In dit kader kunt U aandacht besteden aan de volgende punten:


·dient een nieuw soort contractuele relatie met deze landen de huidige PCA's (die voor 10 jaar gelden en voor de meeste landen rond 2007 aflopen) te vervangen? Zo ja, op welke terreinen zijn aanvullende afspraken nodig? Hierbij dient ook te worden betrokken, dat de huidige PCA's in de praktijk door de meeste landen al sub-optimaal lijken te worden benut. Hoe kan worden bevorderd dat eventuele nieuwe bilateraal af te spreken "benchmarks" en actieplannen ook daadwerkelijk in de praktijk worden gebracht?

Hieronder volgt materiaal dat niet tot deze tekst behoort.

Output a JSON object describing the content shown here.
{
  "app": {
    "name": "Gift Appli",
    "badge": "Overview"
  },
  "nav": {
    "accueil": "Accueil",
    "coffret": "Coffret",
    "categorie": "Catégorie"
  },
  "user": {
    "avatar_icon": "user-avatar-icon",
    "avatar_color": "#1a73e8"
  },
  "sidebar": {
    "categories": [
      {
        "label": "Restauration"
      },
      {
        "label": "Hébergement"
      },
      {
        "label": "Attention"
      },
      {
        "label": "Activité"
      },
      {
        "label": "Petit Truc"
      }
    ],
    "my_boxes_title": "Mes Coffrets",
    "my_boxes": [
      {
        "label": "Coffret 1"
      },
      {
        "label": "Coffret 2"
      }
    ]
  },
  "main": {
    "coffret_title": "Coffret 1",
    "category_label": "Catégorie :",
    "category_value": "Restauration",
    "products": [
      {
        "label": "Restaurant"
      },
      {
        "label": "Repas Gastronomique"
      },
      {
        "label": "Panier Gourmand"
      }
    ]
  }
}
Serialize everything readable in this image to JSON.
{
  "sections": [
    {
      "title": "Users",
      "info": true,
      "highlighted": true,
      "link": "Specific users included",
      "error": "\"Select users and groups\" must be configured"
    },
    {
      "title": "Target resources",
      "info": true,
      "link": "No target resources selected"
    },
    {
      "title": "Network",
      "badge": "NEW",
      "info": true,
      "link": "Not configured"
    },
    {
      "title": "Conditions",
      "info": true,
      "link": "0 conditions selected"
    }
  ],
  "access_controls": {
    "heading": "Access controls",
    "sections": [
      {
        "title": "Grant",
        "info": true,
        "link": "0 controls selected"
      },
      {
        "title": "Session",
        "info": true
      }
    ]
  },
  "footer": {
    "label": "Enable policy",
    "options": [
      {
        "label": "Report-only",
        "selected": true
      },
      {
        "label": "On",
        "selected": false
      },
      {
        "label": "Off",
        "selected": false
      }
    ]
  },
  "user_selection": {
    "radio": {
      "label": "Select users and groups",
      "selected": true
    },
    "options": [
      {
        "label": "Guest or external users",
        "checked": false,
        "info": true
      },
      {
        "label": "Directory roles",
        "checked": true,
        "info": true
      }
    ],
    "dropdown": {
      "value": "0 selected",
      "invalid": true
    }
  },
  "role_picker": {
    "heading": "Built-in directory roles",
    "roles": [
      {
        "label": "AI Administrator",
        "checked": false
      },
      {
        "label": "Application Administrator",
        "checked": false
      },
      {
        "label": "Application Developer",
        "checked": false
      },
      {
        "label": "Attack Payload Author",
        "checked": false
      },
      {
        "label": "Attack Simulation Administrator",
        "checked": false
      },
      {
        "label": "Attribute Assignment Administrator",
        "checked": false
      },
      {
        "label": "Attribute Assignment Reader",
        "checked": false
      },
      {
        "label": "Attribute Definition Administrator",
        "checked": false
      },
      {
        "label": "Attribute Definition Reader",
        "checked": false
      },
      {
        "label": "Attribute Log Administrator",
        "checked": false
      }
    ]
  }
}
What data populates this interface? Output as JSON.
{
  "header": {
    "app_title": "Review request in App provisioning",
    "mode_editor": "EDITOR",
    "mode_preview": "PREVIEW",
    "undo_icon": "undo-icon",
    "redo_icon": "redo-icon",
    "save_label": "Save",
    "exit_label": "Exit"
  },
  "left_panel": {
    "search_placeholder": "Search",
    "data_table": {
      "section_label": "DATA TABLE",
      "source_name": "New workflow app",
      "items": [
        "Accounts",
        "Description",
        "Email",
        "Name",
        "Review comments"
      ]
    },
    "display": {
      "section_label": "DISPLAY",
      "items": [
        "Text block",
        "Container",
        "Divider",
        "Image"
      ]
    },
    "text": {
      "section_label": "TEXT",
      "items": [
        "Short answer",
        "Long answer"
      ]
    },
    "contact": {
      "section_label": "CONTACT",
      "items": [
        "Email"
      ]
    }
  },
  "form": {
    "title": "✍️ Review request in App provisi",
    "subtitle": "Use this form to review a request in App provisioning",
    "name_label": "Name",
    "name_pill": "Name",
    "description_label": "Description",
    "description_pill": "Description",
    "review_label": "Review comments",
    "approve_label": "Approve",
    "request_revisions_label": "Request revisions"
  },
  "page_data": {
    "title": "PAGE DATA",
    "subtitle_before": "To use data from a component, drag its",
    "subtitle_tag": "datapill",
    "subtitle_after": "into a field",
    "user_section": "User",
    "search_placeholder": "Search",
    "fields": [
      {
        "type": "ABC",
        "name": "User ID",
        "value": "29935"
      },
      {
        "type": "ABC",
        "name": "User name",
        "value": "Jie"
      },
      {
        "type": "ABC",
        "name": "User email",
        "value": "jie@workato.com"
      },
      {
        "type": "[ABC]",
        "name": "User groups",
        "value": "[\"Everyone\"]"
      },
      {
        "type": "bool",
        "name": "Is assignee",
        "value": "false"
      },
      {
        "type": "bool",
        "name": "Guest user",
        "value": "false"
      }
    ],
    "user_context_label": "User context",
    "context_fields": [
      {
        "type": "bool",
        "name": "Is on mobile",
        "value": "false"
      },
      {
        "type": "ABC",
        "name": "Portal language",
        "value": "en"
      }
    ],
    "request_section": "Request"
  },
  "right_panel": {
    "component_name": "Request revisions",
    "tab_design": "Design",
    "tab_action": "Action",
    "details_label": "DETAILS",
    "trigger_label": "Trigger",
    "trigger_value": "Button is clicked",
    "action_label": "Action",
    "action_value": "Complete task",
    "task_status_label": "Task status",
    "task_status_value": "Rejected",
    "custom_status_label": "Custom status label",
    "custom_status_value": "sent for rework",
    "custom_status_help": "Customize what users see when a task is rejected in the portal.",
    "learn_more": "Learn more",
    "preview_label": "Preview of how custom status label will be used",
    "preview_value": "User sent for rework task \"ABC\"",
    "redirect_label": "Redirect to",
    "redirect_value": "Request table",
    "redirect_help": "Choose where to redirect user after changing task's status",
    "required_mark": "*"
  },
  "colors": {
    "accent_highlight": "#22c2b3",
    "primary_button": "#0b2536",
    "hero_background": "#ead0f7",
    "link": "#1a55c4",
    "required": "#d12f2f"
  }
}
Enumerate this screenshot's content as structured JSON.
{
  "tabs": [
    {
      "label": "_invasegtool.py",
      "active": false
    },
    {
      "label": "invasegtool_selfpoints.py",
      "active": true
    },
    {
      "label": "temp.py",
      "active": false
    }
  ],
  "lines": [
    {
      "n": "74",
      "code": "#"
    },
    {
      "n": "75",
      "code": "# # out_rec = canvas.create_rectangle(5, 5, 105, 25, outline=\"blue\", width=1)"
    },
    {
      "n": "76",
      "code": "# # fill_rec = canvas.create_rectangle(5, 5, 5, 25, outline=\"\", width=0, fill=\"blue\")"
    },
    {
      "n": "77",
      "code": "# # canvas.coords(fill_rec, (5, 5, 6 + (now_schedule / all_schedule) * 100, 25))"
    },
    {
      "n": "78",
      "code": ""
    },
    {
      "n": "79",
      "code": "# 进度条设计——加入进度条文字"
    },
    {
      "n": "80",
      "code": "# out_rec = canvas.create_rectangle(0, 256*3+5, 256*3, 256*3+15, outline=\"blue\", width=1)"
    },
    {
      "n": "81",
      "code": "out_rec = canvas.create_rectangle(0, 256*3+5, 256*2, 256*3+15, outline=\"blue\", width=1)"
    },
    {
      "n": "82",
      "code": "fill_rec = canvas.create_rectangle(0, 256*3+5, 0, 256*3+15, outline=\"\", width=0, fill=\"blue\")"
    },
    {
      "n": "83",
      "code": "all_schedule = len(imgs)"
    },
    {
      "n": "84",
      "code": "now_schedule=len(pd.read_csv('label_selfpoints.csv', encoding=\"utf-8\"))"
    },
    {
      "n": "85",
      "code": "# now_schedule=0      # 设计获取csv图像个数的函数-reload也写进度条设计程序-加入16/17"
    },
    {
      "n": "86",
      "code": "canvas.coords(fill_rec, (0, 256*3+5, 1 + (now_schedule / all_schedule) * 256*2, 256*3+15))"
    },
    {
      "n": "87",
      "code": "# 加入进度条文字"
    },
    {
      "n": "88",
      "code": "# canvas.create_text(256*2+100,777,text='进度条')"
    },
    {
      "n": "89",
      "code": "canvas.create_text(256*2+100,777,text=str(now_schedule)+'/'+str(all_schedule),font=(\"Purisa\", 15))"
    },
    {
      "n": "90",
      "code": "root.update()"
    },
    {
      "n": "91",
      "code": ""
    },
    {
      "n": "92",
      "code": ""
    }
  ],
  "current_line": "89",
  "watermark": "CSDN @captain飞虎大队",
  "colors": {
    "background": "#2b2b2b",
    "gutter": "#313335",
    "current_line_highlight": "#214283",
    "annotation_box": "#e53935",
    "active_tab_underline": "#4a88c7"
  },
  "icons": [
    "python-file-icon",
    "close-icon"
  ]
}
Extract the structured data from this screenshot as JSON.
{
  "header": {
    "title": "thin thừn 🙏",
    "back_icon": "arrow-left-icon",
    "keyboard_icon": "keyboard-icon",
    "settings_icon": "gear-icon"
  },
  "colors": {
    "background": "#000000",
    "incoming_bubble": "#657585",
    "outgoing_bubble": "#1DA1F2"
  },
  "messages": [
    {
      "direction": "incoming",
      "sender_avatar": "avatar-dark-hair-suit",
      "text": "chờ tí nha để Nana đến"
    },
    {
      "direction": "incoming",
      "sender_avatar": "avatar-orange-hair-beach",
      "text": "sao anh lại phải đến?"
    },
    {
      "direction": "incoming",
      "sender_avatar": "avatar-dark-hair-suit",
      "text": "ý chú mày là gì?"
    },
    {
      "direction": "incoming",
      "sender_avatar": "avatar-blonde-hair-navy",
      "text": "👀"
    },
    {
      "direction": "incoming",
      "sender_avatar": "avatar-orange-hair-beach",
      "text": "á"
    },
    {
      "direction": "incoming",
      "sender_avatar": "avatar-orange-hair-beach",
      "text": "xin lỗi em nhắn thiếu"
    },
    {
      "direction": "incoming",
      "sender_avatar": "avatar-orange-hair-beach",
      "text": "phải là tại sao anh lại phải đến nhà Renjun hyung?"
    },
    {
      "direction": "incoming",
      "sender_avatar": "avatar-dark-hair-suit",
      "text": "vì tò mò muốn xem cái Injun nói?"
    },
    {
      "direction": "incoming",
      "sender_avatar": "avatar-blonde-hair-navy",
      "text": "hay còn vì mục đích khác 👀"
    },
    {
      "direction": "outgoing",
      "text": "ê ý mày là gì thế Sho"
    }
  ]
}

·met welk soort instrumentarium kan de EU het meest effectief de betreffende landen bij hun transformatie ondersteunen? De huidige TACIS-verordening loopt in 2006 af en thans al wordt vooral voor grensoverschrijdende regionale samenwerking gekeken naar elementen van PHARE (dat met de toetreding van de betreffende landen wordt uitgefaseerd), Interreg en andere instrumenten.


·dienen vormen van regionale grensoverschrijdende samenwerking als het "Noordelijke Dimensie-initiatief" of het Stabiliteitspact voor de Balkan als voorbeeld voor een nieuw te ontwikkelen "Oostelijke Dimensie" (waarvan ondermeer Polen een voorstander is)?


·hoe dient de EU-ondersteuning te worden afgebakend t.o.v. wat andere internationale organisaties (Wereldbank, EBRD, NAVO, Raad van Europa en OVSE) in dezelfde landen doen om een succesvolle transformatie te bevorderen?


·hoe kan worden gestimuleerd dat EU-ondersteuning en vergelijkbare bilaterale ondersteuning vanuit de lidstaten zoveel mogelijk op elkaar wordt afgestemd?


·hoe kan het beste gebruik worden gemaakt van de in de toetredende landen (als Polen, Litouwen en Hongarije) inmiddels opgedane kennis en ervaring bij het doorvoeren van een succesvolle transformatie?

Landenspecifieke perspectieven
Wanneer het gaat om differentiatie en nadere invulling van "Wider Europe"/European Neighbourhood Policy moet ook nauw rekening worden gehouden met de ervaringen die de betreffende landen de afgelopen tien jaar met de EU hebben gehad en hun eigen visie op hoe de relaties zich verder zouden moeten ontwikkelen.

Met Oekraïne bestaat een gestructureerde relatie in het kader van een Partnerschaps- en Samenwerkingsakkoord. Onlangs is uit een gezamenlijke evaluatie gebleken, dat de invulling hiervan op een aantal terreinen nog duidelijk voor verbetering vatbaar is. Op het terrein van justitie en binnenlandse aangelegenheden is reeds een zekere benchmarking overeengekomen. Ook had één van de eerste Gemeenschappelijke Strategieën van de EU betrekking op Oekraïne. Over de effectiviteit van dit (eenzijdige EU-) instrument bestaan zware twijfels. Hoewel de mogelijkheden van de bestaande samenwerking binnen de huidige structuren nog geenszins zijn uitgeput, tracht Oekraïne telkens weer toe te werken naar een nieuwe verdragsrelatie en wil het op enigerlei wijze vastgelegd zien, dat het een perspectief heeft op uiteindelijke toetreding tot de EU. De huidige inzet is een vorm van Associatie-overeenkomst, waardoor Oekraïne op termijn naar de EU kan toegroeien. Oekraïne heeft met name in Polen een pleitbezorger in het Europa van na de uitbreiding.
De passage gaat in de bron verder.